The last paragraph of the poem begins with some of the most delicious and valuable lines in it; and they are so, because while they are equally harmonious in versification and splendid in diction, with any other part of it, they are unusually rich in pointed sentiment and clearness of expression. They remain with more tenacity on the memory, and are quoted more frequently than other portion of the poem :

"O! blest of Heaven, whom not the languid songs
Of luxury, the siren! not the bribes

Of sordid wealth, nor all the gaudy spoils

Of pageant honour, can seduce to leave
Those ever-blooming sweets, which from the store
Of nature, fair imagination culls

To charm th' enliven'd soul! What though not all
Of mortal offspring can attain the heights
Of envied life; though only few possess
Patrician treasures or imperial state;
Yet nature's care, to all her children just,
With richer treasures and an ampler state,
Endows, at large, whatever happy man
Will deign to use them."

THE PLEASURES OF IMAGINATION.

BOOK I.

ARGUMENT.

The subject proposed.

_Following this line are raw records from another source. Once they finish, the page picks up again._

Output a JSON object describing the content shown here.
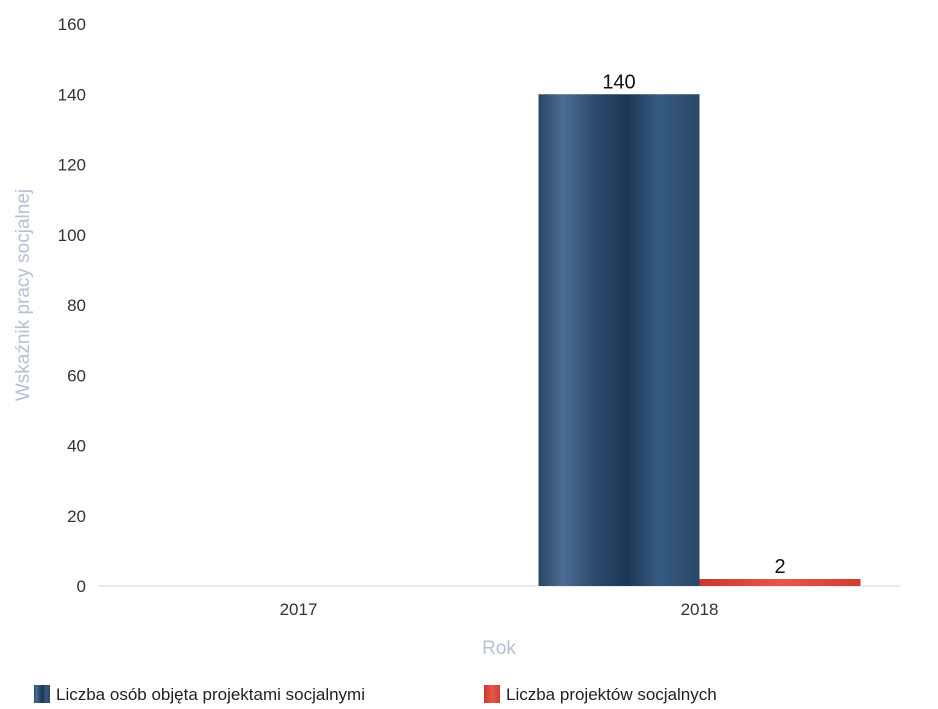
{
  "chart_data": {
    "type": "bar",
    "categories": [
      "2017",
      "2018"
    ],
    "series": [
      {
        "name": "Liczba osób objęta projektami socjalnymi",
        "values": [
          0,
          140
        ],
        "color": "#2f4e73"
      },
      {
        "name": "Liczba projektów socjalnych",
        "values": [
          0,
          2
        ],
        "color": "#e0493c"
      }
    ],
    "data_labels": [
      "140",
      "2"
    ],
    "xlabel": "Rok",
    "ylabel": "Wskaźnik pracy socjalnej",
    "ylim": [
      0,
      160
    ],
    "yticks": [
      0,
      20,
      40,
      60,
      80,
      100,
      120,
      140,
      160
    ],
    "grid": false,
    "legend_position": "bottom-left"
  }
}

Difficulty of treating it poetically. The ideas of the Divine Mind, the origin of every quality pleasing to the imagination. The natural variety of constitution in the minds of men; with its final cause. The idea of a fine imagination, and the state of the mind in the enjoyment of those pleasures which it affords. All the primary pleasures of the imagination result from the perception of greatness, or wonderfulness, or beauty in objects. The pleasure from greatness, with its final cause. Pleasure from novelty or wonderfulness, with its final cause. Pleasure from beauty with its final cause. The connexion of beauty with truth and good, applied to the conduct of life. Invitation to the study of moral philosophy. The different degrees of beauty, in different species of objects: colour; shape; natural concretes; vegetables; animals; the mind. The sublime, the fair, the wonderful of the mind. The connexion of the imagination and the moral faculty. Conclusion.